The result is a tile shape for all input and output tensors for this operator.

Generating tiles for a tensor

With a tiling strategy and a tile shape on hand, we are ready to actually break up the original tensor into its tiles. There are already several functions to do this for a variety of use cases, defined in tensor_utils.h:

  1. smaug::generateTiledTensorPerBatchNC: Useful for elementwise/unary operators.
  2. smaug::generateTiledTensor: A more general tiling function that breaks up a tensor into non-overlapping tiles of a specific shape.
  3. smaug::generateTiledTensorWithStrideAndPadding: A specialized tiling function that can generate tiles with overlapping borders, striding, and other features. Useful for sliding-window operators like convolutions and pooling.

All of these functions take a final optional copyData bool parameter, which if true copies the appropriate window of data from the source tensor into each tile. This is typically true for input tensors and false for output tensors (since any data we write into them during tiling will get overwritten later by the operator itself).

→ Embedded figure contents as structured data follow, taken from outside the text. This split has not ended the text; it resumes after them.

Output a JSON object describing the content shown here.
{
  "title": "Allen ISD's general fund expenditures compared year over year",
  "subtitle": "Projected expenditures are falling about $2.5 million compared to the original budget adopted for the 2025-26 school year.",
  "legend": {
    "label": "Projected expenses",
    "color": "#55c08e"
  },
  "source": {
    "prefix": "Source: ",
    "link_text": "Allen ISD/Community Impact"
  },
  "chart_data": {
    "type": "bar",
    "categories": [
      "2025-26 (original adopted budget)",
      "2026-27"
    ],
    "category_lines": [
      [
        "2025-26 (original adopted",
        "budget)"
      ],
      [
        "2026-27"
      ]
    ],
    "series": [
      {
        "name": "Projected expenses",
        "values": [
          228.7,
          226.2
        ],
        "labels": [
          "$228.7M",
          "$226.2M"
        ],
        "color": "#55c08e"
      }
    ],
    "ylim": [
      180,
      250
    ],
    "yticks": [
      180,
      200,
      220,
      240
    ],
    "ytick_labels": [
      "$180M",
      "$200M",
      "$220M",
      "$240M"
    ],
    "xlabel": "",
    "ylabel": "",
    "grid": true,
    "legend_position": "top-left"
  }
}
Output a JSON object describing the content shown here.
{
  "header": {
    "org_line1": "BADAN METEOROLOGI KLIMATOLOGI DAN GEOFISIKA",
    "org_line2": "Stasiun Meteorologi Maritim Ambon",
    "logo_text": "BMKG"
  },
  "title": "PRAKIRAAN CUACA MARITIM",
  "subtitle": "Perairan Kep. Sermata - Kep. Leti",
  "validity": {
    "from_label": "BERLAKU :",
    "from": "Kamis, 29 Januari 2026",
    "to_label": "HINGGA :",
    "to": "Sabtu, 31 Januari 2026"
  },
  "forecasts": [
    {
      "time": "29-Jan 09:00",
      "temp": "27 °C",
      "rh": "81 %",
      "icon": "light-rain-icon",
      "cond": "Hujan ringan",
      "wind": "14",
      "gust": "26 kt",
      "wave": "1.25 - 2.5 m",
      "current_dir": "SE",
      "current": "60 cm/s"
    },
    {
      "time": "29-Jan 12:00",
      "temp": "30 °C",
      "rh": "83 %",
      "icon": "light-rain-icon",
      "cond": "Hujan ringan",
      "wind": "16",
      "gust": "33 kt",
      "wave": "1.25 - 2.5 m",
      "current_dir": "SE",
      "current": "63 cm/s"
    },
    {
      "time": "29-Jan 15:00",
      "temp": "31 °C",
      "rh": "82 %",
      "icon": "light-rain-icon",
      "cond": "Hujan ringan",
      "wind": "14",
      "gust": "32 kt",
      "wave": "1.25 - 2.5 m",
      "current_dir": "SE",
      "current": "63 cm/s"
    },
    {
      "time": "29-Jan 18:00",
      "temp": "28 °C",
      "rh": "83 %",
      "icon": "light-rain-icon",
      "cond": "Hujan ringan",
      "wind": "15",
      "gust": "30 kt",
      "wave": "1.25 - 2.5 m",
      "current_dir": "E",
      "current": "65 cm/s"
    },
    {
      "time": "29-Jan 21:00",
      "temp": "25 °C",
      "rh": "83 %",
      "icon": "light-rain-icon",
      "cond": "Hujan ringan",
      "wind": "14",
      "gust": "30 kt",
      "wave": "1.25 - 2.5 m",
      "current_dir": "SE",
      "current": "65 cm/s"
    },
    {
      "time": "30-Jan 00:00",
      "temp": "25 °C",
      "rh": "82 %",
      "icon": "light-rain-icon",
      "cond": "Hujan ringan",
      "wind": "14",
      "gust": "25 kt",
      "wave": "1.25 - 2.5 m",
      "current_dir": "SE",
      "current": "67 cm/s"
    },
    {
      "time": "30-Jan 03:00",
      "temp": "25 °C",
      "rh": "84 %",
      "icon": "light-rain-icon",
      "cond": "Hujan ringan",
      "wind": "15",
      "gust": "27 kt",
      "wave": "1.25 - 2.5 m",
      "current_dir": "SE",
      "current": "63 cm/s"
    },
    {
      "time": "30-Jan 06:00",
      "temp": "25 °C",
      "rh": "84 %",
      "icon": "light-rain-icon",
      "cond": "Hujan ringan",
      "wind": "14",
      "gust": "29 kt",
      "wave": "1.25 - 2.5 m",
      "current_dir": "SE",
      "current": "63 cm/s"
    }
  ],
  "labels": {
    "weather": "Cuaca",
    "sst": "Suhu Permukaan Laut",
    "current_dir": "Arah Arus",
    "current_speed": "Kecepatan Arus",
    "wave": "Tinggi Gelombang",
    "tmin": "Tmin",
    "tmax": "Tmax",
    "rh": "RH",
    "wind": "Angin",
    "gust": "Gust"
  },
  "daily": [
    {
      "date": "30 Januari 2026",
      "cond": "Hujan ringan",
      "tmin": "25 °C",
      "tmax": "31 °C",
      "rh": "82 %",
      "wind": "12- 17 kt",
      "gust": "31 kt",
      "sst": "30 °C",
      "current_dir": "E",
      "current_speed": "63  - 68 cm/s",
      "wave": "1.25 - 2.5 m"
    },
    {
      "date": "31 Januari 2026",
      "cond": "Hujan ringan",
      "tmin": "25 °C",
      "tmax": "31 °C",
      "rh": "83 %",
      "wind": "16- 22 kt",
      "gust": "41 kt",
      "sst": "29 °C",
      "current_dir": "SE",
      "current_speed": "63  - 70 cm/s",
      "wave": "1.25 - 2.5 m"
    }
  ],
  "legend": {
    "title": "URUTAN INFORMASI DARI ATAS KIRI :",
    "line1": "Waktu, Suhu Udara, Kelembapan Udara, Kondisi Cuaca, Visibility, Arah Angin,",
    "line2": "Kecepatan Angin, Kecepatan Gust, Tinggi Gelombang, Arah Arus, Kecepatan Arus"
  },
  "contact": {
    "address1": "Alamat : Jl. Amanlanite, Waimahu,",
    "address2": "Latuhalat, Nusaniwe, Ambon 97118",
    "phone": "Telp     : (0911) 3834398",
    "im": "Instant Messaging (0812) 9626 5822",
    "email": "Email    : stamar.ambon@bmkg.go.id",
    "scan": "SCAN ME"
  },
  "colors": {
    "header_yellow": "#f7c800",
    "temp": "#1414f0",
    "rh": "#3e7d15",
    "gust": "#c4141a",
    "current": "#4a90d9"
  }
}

These functions are sufficient for the majority of cases. But sometimes even more custom handling is required for some operators, like smaug::smv::conv::TilingOptimizer::generateRowwiseOutputTiledTensor.

Write a loop nest to schedule the tiles

The final step is to write a loop nest that invokes the target accelerator using the tiled tensors. This is typically implemented as a runX / runNHWC / etc function. Depending on the operator, this can be as straightforward as a single for loop, or it can be considerably more complex if tile reuse can be exploited to gain performance. Examples:

  1. Elementwise/unary: a single for loop that iterates through all tiles of the inputs and outputs in lockstep is sufficient. See smaug::smv::unary::runX.
  2. Convolution: the huge number of corner cases and little optimizations to avoid unnecessary data movement makes this loop nest much more complex than a few nested for loops. See smaug::SmvConvolutionOp::runNHWC.
  3. Batch normalization: depending on whether this comes after a convolution or an inner product, a different loop nest is used. See smaug::SmvBatchNormOp::runNA and smaug::SmvBatchNormOp::runNHWC.